Link Posted: 6/10/2003 11:19:38 PM EDT
My .02... My Dad started me shooting/hunting when I was [b]VERY VERY[/b] young (read a woman would divorce you these days if you did it that young!)... You said the first two are 7 & 4. [i]IF[/i], IMHO, you are [b]insuring[/b] their mentality to be like minded to yours, [b]AND[/b] you have picked your friends so that birds of a feather drink beer together, your solution is within reach. Your 7 yr old is already old enough to understand, shoot, respect firearms and cherish the generational value they can hold. "[i]This was my Dads gun[/i]". My Dad still has one that was my Grandpas, who got it from HIS Dad. I knew about that rifle from the time I Was a little kid, and knew the intrinsic value of it. The 4 yr old is old enough to shoot (supervised) and begin to learn responsibility and the proud American pro gun culture. I will assume you may wanna at least wait a Birthday or two on the baby (read able to piss on his own and without diapers)[;)] My Dad instilled my charachter into me, despite my antigun Mothers wishes. She fought it kicking and screaming, he won (easily). A man and his son and a gun are a natural thing of beauty. I gues I would liken it to the [i]freshness commercial[/i] between women. You give them the mentality, frame of mind and charachter. Even if you meet your maker tonight, make sure the oldest one has it, and passes it on to the others. Your BEST friend can be the holder, and a God Father if the worst comes to fruition. Keep It Simple...Cassidy...Its right there.... May the force be with you....[8D]

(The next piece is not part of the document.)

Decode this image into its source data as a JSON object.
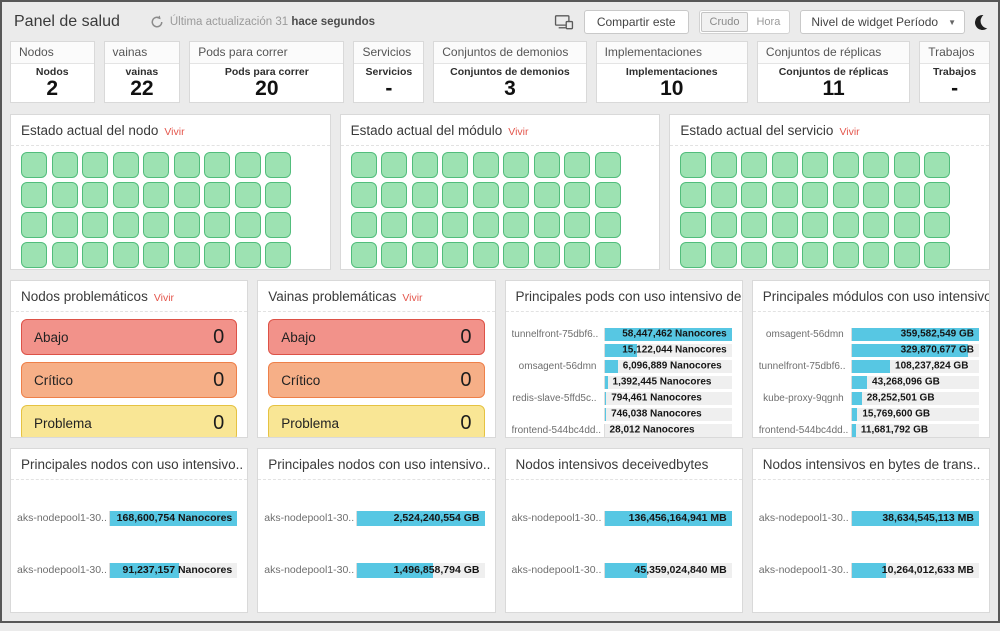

Link Posted: 6/11/2003 4:17:19 AM EDT
CassidyGT, Are you sick? Do you have a terminal illness? Did you commit a Felony? With children that young, it would stand to reason that you are also young yourself, and wouldn't want to ship off your guns! Balming
Link Posted: 6/11/2003 4:57:03 AM EDT
I am 37 and, as far as I know, in good health - mind and body..... well the body anyway. I was just thinking about what would happen if I got into a car wreck tomorrow or something crazy like that and it dawned on me that my boys would probably never get the guns I bought for them. I thought I should do something to ensure that they do get them - no matter what happens.
Link Posted: 6/11/2003 5:14:06 AM EDT
Originally Posted By CassidyGT: if I got into a car wreck tomorrow
View Quote
Since you work in Baltimore, it's more likely you'll get shot.